Classification of healthy and diseased hearts proposed by Oertel et al. 12

Conclusion and Outlook

The numerical results of this study have demonstrated that the strength of the KaHMo project lies in the prediction of the inner-ventricular flow field. Although Reynolds number and ejection fraction are not close enough to realistic values, KaHMo FSI was still able to produce results that are in very good agreement with the ones obtained by both experimental data and KaHMo MRT solutions. In particular, excellent agreement has been obtained in terms of the pressure and volume distribution over time, structural deformation as well as internal flow pattern. Slight discrepancies between KaHMo FSI and KaHMo MRT can be attributed to experimental findings and interpretations. As far as the multi-physics coupling is concerned, we can consider KaHMo FSI in terms of intra-ventricular flow structure and fluid domain deformation.
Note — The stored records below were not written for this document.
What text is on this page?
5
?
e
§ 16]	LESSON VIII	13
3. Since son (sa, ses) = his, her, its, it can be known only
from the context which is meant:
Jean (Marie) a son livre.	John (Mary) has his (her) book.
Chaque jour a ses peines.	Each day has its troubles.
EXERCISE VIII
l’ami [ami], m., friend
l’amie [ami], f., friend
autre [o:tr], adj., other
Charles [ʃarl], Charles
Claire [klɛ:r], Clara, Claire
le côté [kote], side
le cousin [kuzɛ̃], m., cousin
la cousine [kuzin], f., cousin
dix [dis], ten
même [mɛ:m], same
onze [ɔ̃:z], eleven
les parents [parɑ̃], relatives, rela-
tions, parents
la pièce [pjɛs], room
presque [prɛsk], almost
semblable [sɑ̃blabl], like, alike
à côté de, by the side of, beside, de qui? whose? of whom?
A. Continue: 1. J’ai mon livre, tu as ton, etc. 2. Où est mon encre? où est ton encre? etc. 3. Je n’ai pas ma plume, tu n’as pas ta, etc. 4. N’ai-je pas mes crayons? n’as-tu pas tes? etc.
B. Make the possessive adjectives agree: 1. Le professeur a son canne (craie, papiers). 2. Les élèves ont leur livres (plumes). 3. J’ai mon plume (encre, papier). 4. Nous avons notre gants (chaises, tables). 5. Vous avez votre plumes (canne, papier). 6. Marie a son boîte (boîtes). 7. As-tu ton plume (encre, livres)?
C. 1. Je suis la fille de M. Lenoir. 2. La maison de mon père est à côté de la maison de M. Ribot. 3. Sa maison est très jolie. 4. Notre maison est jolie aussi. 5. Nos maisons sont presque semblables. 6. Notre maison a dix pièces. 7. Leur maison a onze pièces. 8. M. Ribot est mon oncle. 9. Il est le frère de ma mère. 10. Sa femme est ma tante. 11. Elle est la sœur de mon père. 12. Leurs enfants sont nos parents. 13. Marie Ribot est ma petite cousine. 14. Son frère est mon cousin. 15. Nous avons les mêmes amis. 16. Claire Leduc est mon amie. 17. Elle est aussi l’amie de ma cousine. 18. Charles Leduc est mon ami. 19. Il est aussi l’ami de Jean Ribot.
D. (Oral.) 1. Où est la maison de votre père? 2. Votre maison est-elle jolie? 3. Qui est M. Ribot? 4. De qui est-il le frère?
Future work must aim to locate the validation experiment closer to the connecting evaluation line. The overall agreement of visualized data and quantitative results encourages to further develop the myocardial representation of KaHMo FSI.

It should be noted that the in vivo evaluation of computational models—especially cardiovascular blood flow—is still a challenge. Due to the lack of patient-specific information, current validation procedures need to focus on experimental studies as presented within this study. However, with the continuous progress in medical imaging techniques, KaHMo research will soon be able to undertake more physiologically significant evaluation based on myocardial muscle models. MRI phase mapping procedures for both tissue5 and blood flow11 provide a comprehensive quantitative analysis of myocardial velocities with high temporal and spatial resolution. Diffusion tensor MRI techniques21 will provide important input in terms of myocardial fiber orientation. This will help us to further evaluate existing FSI models and to apply KaHMo FSI to clinically relevant problems to improve the understanding of cardiac disease and its treatment. An exact understanding of regional myocardial performance and blood flow interaction is an essential perquisite for the diagnosis of heart disease. The ultimate goal of the KaHMo research effort is to provide patient-specific analysis rather than feasibility study results.